To keep the sun off the canopy and to provide a dry area in wet weather I thought I'd make a roll up style awning. I wanted a waterproof 'top' part but a see-through 'bottom' part that kept the sun out but didn't block the view.
This post is a bit out of sequence, but when I initially made the awning, I forgot to photograph it when it was all set up. The top part is made from tough vinyl that they use on the side of pantech trucks, usually stencilled with the trucking company's logo etc. It is rip-proof and water-proof and nice and light. It comes in 3.6m width (12 foot) so it was a bit tricky sewing it.
The fabric is rolled around a length of aluminium tube, which attaches to the canopy using a gearbox I found for an industrial blind. I fabricated some brackets to make the gearbox 90 degrees to the side of the truck:
This is how the gearbox and brackets assemble to let you wind the awning in and out:
To try and ward off branches I made a small protective shield in front of everything, which should deflect things away from the gearbox and winder.
This is how it looks when it's all assembled:
Unfortunately, the edge of the door just touches the top when it's opened, so I had to make a teflon protector that slides easily under the vinyl and doesn't catch. It's a bit hard to see in the photo above, but the more vertical panel is made from shade-cloth so you can see through it.

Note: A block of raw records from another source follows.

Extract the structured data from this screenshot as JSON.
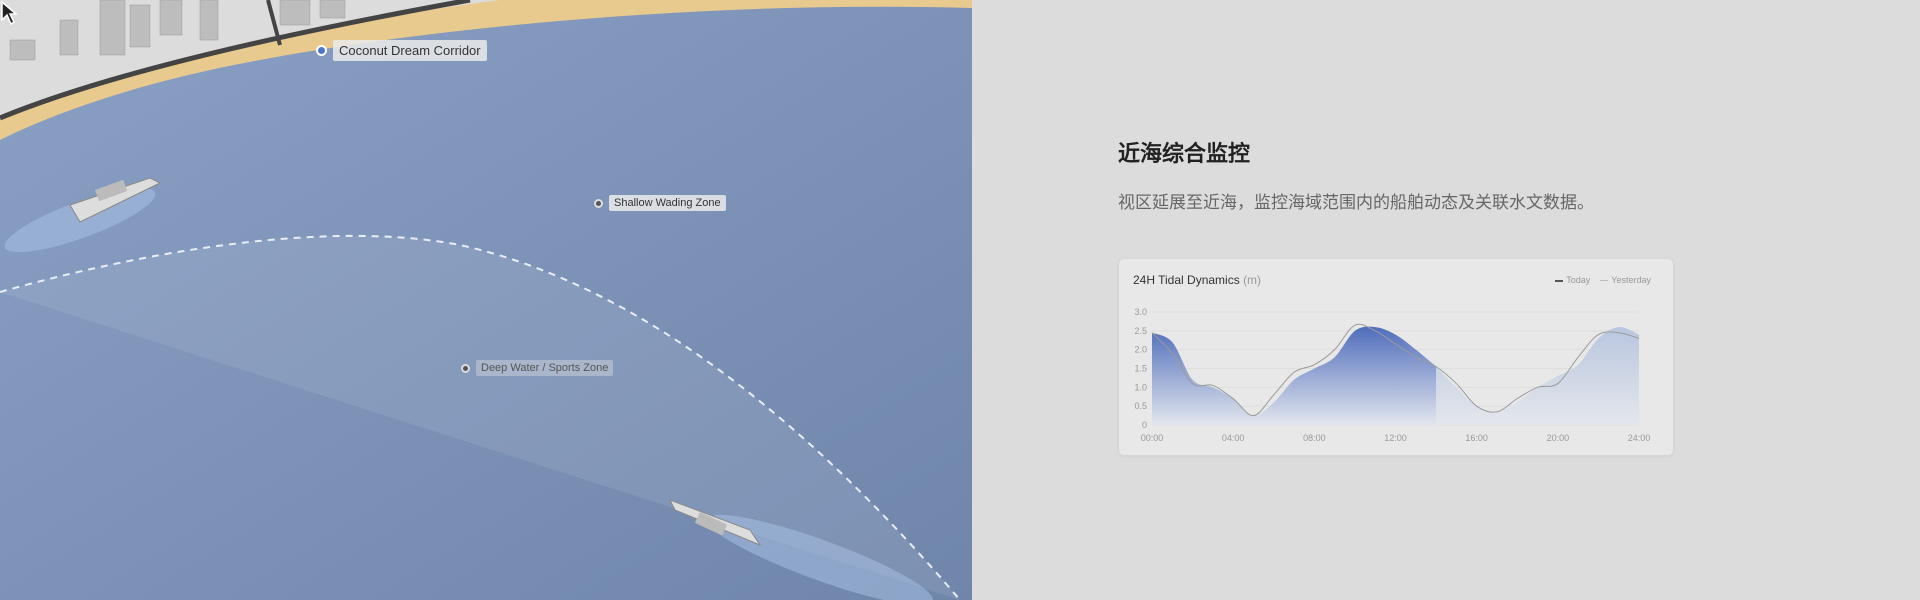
{
  "map": {
    "labels": {
      "corridor": "Coconut Dream Corridor",
      "shallow": "Shallow Wading Zone",
      "deep": "Deep Water / Sports Zone"
    }
  },
  "panel": {
    "title": "近海综合监控",
    "subtitle": "视区延展至近海，监控海域范围内的船舶动态及关联水文数据。"
  },
  "chart_data": {
    "type": "area",
    "title": "24H Tidal Dynamics",
    "unit": "(m)",
    "legend": [
      "Today",
      "Yesterday"
    ],
    "x": [
      0,
      1,
      2,
      3,
      4,
      5,
      6,
      7,
      8,
      9,
      10,
      11,
      12,
      13,
      14,
      15,
      16,
      17,
      18,
      19,
      20,
      21,
      22,
      23,
      24
    ],
    "xticks": [
      "00:00",
      "04:00",
      "08:00",
      "12:00",
      "16:00",
      "20:00",
      "24:00"
    ],
    "yticks": [
      "0",
      "0.5",
      "1.0",
      "1.5",
      "2.0",
      "2.5",
      "3.0"
    ],
    "ylim": [
      0,
      3
    ],
    "current_hour": 14,
    "series": [
      {
        "name": "Today",
        "color": "#5572b8",
        "values": [
          2.45,
          2.2,
          1.2,
          1.0,
          0.7,
          0.25,
          0.6,
          1.2,
          1.5,
          1.8,
          2.5,
          2.6,
          2.4,
          2.0,
          1.55,
          1.0,
          0.5,
          0.35,
          0.6,
          1.0,
          1.3,
          1.6,
          2.3,
          2.6,
          2.4
        ]
      },
      {
        "name": "Yesterday",
        "color": "#aaaaaa",
        "values": [
          2.45,
          1.9,
          1.1,
          1.05,
          0.7,
          0.25,
          0.8,
          1.4,
          1.6,
          2.0,
          2.65,
          2.5,
          2.15,
          1.8,
          1.55,
          1.1,
          0.5,
          0.35,
          0.7,
          1.0,
          1.1,
          1.8,
          2.4,
          2.45,
          2.3
        ]
      }
    ]
  }
}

This is how it looks from inside the cabin:
You can see how the top is 100% shade/waterproof and the vertical bit lets you see the view whilst still giving 90% shade. The arms are just drawn aluminium with simple pins to control the height, and they attach to the skirt of the canopy with some rubber door stoppers.
The components to make this were pretty cheap. The whole thing cost about $200 I reckon, with the most expensive parts being the little gearbox ($45) and the truck vinyl ($65).